Sam Davis home at the time of his death

Rock and oak tree where Davis left his horse on the last visit home

Giles County Court House on the day of execution

Sam Davis grave


  One of the things that I try to get across to people and the children that I have the opportunity to teach is the brutality of war and especially of our American Civil war. As we live and go about our daily routines around Nashville, Lavergne, Smyrna, Murfreesboro, Nolensville, Triune, and Franklin, just to name a few of the places touched by the war, we cannot imagine what it was like to live in an area occupied by a hostile enemy. For example Lavergne and Nolensville were completely destroyed in the war and had to be re-built. Triune was ravaged and it's citizens were mistreated. If you lived in Nashville or Murfreesboro you were not allowed to hold a job or transact business unless you signed a loyalty oath to the Union. Many who didn't sign loyalty oaths were either placed in the state prison or shipped off to northern prisons. You could not trust your friends or family and if you lived in the countryside you had to worry about bushwackers, and bandits.

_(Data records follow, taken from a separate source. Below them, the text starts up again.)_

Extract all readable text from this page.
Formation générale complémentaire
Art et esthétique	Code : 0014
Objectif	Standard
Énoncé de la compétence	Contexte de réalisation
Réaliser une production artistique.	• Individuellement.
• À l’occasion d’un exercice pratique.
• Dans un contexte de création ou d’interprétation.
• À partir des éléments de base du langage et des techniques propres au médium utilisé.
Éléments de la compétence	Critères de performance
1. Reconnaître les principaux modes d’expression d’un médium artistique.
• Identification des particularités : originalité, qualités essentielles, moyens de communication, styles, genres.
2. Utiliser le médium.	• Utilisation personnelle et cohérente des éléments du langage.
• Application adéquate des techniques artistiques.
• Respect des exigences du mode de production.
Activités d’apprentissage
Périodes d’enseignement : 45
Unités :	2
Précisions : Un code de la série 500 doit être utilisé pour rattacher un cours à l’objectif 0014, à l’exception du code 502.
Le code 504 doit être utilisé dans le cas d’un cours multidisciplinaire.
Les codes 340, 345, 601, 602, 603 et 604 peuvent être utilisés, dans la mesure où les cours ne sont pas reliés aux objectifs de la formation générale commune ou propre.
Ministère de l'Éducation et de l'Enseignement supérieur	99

  Then there were the atrocities that occurred like the death of Dewitt Smith Jobe. Dewitt was born in Rutherford County in 1840 and died on August 29,1864 near Triune. Dewitt, like his cousin Sam Davis, also belonged to Coleman's Scouts. He was carrying a dispatch near Triune when he was spotted by a 15 man patrol of the 115th Ohio Calvary. Realizing that he had been seen he quickly tore up his dispatch and swallowed it. The Yankee's caught up with him and strangled him with a horses rein and tied his hands behind him. They pistol whipped him knocking out many of his teeth trying to get him to tell what was in the dispatch. Jobe still refused to talk so they gouged out his eyes. No doubt he was spitting out epithets toward the Yankee's so they cut out his tongue. Then they tied him to the back of a horse and drug him to death.

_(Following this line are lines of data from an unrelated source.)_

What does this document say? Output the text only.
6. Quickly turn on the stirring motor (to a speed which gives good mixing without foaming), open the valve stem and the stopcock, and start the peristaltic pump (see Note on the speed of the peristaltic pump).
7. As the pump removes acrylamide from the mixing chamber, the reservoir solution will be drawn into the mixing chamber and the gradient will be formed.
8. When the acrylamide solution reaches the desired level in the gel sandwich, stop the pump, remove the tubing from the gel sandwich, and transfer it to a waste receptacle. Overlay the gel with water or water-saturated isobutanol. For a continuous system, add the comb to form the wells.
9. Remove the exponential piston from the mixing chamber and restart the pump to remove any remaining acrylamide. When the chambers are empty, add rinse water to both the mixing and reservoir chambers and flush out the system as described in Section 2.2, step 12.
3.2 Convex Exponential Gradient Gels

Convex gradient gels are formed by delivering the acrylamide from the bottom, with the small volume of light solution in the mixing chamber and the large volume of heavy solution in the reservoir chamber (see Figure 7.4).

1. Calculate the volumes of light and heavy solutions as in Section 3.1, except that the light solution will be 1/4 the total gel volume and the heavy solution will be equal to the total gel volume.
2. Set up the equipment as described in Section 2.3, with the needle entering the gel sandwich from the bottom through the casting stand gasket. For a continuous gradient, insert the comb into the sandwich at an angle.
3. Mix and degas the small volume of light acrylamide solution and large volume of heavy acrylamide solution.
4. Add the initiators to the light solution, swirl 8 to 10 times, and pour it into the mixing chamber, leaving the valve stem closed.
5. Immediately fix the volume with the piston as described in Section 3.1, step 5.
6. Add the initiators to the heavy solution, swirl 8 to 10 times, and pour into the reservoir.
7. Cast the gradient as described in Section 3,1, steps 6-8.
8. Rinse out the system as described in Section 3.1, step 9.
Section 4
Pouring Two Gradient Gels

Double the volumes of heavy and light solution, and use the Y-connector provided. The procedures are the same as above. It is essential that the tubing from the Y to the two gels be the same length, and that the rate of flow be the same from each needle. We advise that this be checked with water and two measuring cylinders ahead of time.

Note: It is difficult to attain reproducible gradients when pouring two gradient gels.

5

  Jobe's cousin, Dee Smith, was fighting with the Confederate Army near Atlanta when he received the news about Jobe. He went crazy with rage. Smith left the army and traveled back home to Tennessee. He slipped up on 14 Yankee's sleeping in their tents near Murfreesboro and slit their throats with a butcher knife. He would end up killing 50 more before Union troops finally wounded and captured him near Brookhill Tennessee. He was condemned to death by hanging but died of his wounds before that could happen. The following is a poem written about the death of Dewitt Smith Jobe. "Many good men who passed the spot, would think of Jobe and the deal he got. Or cross themselves like nuns and say on nights when the dark clouds toss, can you hear the clatter of a running hoss? Oh Lawdy! Whats the matter? But nobody talks. The clatter stops and the ghost hoss walks. It's the Yankee's teaching Dee Jobe who's boss at the point of fifteen gun's." The first picture is of Jobe, the second is his Confederate Medal of Honor. The third is the historical sign near the spot of Jobe's death near Triune.

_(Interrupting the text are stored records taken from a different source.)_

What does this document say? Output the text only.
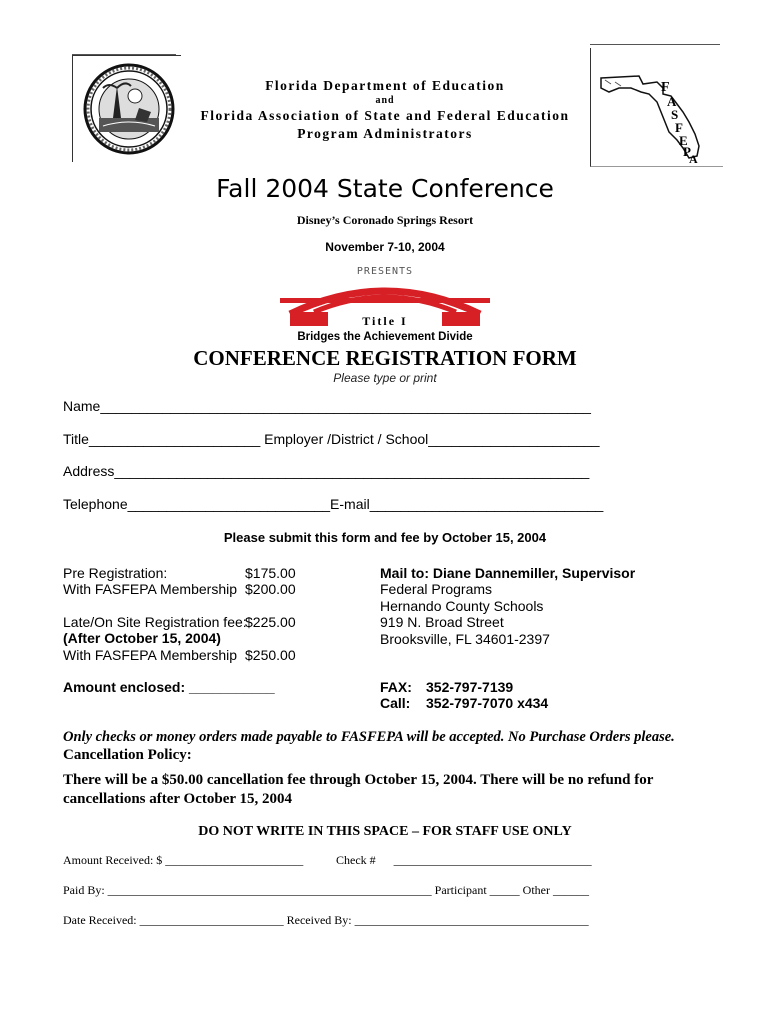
Florida Department of Education
and
Florida Association of State and Federal Education
Program Administrators
F
A
S
F
E
P
A
Fall 2004 State Conference
Disney’s Coronado Springs Resort
November 7-10, 2004
PRESENTS
Title I
Bridges the Achievement Divide
CONFERENCE REGISTRATION FORM
Please type or print
Name_______________________________________________________________
Title______________________ Employer /District / School______________________
Address_____________________________________________________________
Telephone__________________________E-mail______________________________
Please submit this form and fee by October 15, 2004
Pre Registration:	$175.00
With FASFEPA Membership $200.00
Late/On Site Registration fee:
$225.00
(After October 15, 2004)
With FASFEPA Membership $250.00
Amount enclosed: ___________
Mail to: Diane Dannemiller, Supervisor
Federal Programs
Hernando County Schools
919 N. Broad Street
Brooksville, FL 34601-2397
FAX: 352-797-7139
Call: 352-797-7070 x434
Only checks or money orders made payable to FASFEPA will be accepted. No Purchase Orders please.
Cancellation Policy:
There will be a $50.00 cancellation fee through October 15, 2004. There will be no refund for
cancellations after October 15, 2004
DO NOT WRITE IN THIS SPACE – FOR STAFF USE ONLY
Amount Received: $ _______________________	Check #      _________________________________
Paid By: ______________________________________________________ Participant _____ Other ______
Date Received: ________________________ Received By: _______________________________________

  Thomas Benton Smith was born on February 24th 1838 and died May 21st 1923 and is buried in Confederate Circle in Mt. Olivet Cemetery. He attended West Point but dropped out. After Ft. Sumpter he joined the Confederate Army and fought at Mill Springs Kentucky, Shiloh, Baton Rouge, and was wounded severely at Stones River. He was not able to return to service until just before the battle of Chickamauga where he was severely wounded again. He returned in time for the Atlanta campaign in 1864 and was promoted to Brigadier General on July 29th, 1864. He was appointed to command of an infantry brigade. On the second day at the battle of Nashville on December 16th, 1864 he surrendered after a heroic defense of Shy's Hill. Union Colonel William McMillen began to berate Smith and started hitting him over the head with Smith's own sword exposing his brain. McMillen was angry because his unit had suffered high casualties trying to take Smith's position. Smith was not expected to live but somehow survived. He was sent to prison in Ohio and later to Massachusetts and was not released until July 24th, 1865. He recovered enough to work on the railroad and he ran for Congress but he spent the last 47 years of his life in an insane asylum.